5. Toutefois, il appartient à la Cour, saisie de l'ensemble du litige par l'effet dévolutif de l'appel, d'examiner les autres moyens soulevés par M. A... à l'encontre de la décision d'interdiction de retour sur le territoire français devant le tribunal administratif et la Cour.

En ce qui concerne les autres moyens invoqués par M. A... à l'encontre de l'interdiction de retour sur le territoire français :

6. En premier lieu, il ressort des pièces du dossier, notamment du bulletin n° 2 du casier judiciaire de M. A... que celui-ci a fait l'objet de plusieurs condamnations pénales, le 25 février 2016 par le tribunal correctionnel de Bobigny à six mois d'emprisonnement pour des faits de vol avec violence commis le 22 septembre 2015, le 9 mars 2016 et le 1er juin 2017 par le tribunal correctionnel de Paris à deux mois d'emprisonnement avec sursis et à un mois d'emprisonnement avec sursis pour des faits, d'une part, de cession ou offre de stupéfiants à une personne en vue de sa consommation personnelle, détention non autorisée et usage illicite de stupéfiants commis le

10 décembre 2014 et, d'autre part, de violences sur des personnes chargées de mission de service public commises le 1er janvier 2016 et, enfin, le 8 décembre 2017 par la cour d'assises de Paris à huit mois d'emprisonnement avec sursis pour non-assistance à personne en danger le

23 décembre 2014. Dans ces conditions, eu égard à la nature ainsi qu'au caractère répété des faits, à la condamnation à une peine d'emprisonnement ferme de six mois et même si les derniers faits commis par M. A... remontent au 1er janvier 2016, le préfet de police a pu estimer, sans commettre d'erreur d'appréciation, que le comportement de l'intéressé constitue une menace pour l'ordre public.
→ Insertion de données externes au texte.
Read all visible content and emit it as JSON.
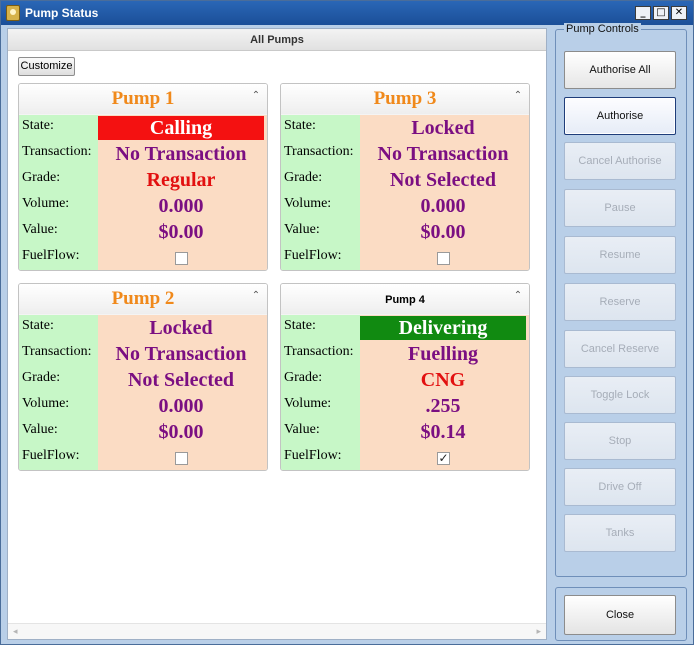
{
  "window": {
    "title": "Pump Status",
    "minimize": "_",
    "maximize": "□",
    "close": "✕"
  },
  "left": {
    "header": "All Pumps",
    "customize_label": "Customize",
    "scroll_left": "◂",
    "scroll_right": "▸"
  },
  "row_labels": {
    "state": "State:",
    "transaction": "Transaction:",
    "grade": "Grade:",
    "volume": "Volume:",
    "value": "Value:",
    "fuelflow": "FuelFlow:"
  },
  "pumps": [
    {
      "title": "Pump 1",
      "state": "Calling",
      "transaction": "No Transaction",
      "grade": "Regular",
      "volume": "0.000",
      "value": "$0.00",
      "fuelflow_checked": false
    },
    {
      "title": "Pump 3",
      "state": "Locked",
      "transaction": "No Transaction",
      "grade": "Not Selected",
      "volume": "0.000",
      "value": "$0.00",
      "fuelflow_checked": false
    },
    {
      "title": "Pump 2",
      "state": "Locked",
      "transaction": "No Transaction",
      "grade": "Not Selected",
      "volume": "0.000",
      "value": "$0.00",
      "fuelflow_checked": false
    },
    {
      "title": "Pump 4",
      "state": "Delivering",
      "transaction": "Fuelling",
      "grade": "CNG",
      "volume": ".255",
      "value": "$0.14",
      "fuelflow_checked": true
    }
  ],
  "controls": {
    "legend": "Pump Controls",
    "buttons": [
      "Authorise All",
      "Authorise",
      "Cancel Authorise",
      "Pause",
      "Resume",
      "Reserve",
      "Cancel Reserve",
      "Toggle Lock",
      "Stop",
      "Drive Off",
      "Tanks"
    ],
    "close_label": "Close"
  },
  "icons": {
    "collapse": "chevron-up-icon",
    "checkmark": "✓"
  },
  "colors": {
    "state_calling": "#f41111",
    "state_delivering": "#118a11",
    "title_orange": "#f0891b",
    "value_purple": "#7b0f82"
  }
}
7. En deuxième lieu, il ressort des pièces du dossier que M. A... est entré en France en 2009 à l'âge de vingt-deux ans et que sa demande d'asile ayant été rejetée par l'Office français de protection des réfugiés et apatrides et la Cour nationale du droit d'asile, le préfet a, par un arrêté du 16 septembre 2010, rejeté sa demande de titre de séjour et a prononcé une obligation de quitter le territoire français dans le délai d'un mois. M. A... produit au titre de 2011 un contrat de travail pour les mois de novembre et décembre et au titre de 2012 deux contrats de travail à durée déterminée pour février et mars 2012. Comme il a été dit au point précédent, M. A... a été condamné pénalement pour des faits commis en décembre 2014 et septembre 2015. Il a reconnu à sa naissance son enfant né le 3 juin 2015. Le 14 janvier 2016, il a fait l'objet d'une obligation de quitter le territoire sans délai. Enfin, il justifie de virements bancaires au profit de la mère de son enfant pour la période de février à avril 2018. Cependant, ces éléments sont insuffisants, notamment de par leur nombre, pour établir sa présence habituelle en France entre septembre 2010 et 2020. En outre, comme il a été dit, si M. A... justifie d'une vie commune avec la mère de son enfant depuis 2020, celle-ci présente un caractère très récent à la date de la décision contestée et l'intéressé n'établit pas participer effectivement à l'entretien et à l'éducation de son enfant de nationalité française, ni même entretenir une relation suivie avec celui-ci. M. A... ne se prévaut pas d'autres attaches personnelles ou familiales en France et ne justifie pas être dépourvu de toutes attaches dans son pays d'origine où il a vécu jusqu'à l'âge de vingt-deux ans. Enfin, M. A... produit un unique contrat de travail à durée déterminée à temps partiel de 29 jours signé le

3 mars 2021 et prolongé pour une durée de deux mois postérieurement à la décision en litige en qualité d'agent de service. Au vu de l'ensemble de ces éléments et de ceux énoncés aux point 4, le préfet de police n'a pas commis d'erreur manifeste dans l'appréciation des conséquences de sa décision prononçant une interdiction de retour sur le territoire français d'une durée de trente-six mois sur la situation de M. A....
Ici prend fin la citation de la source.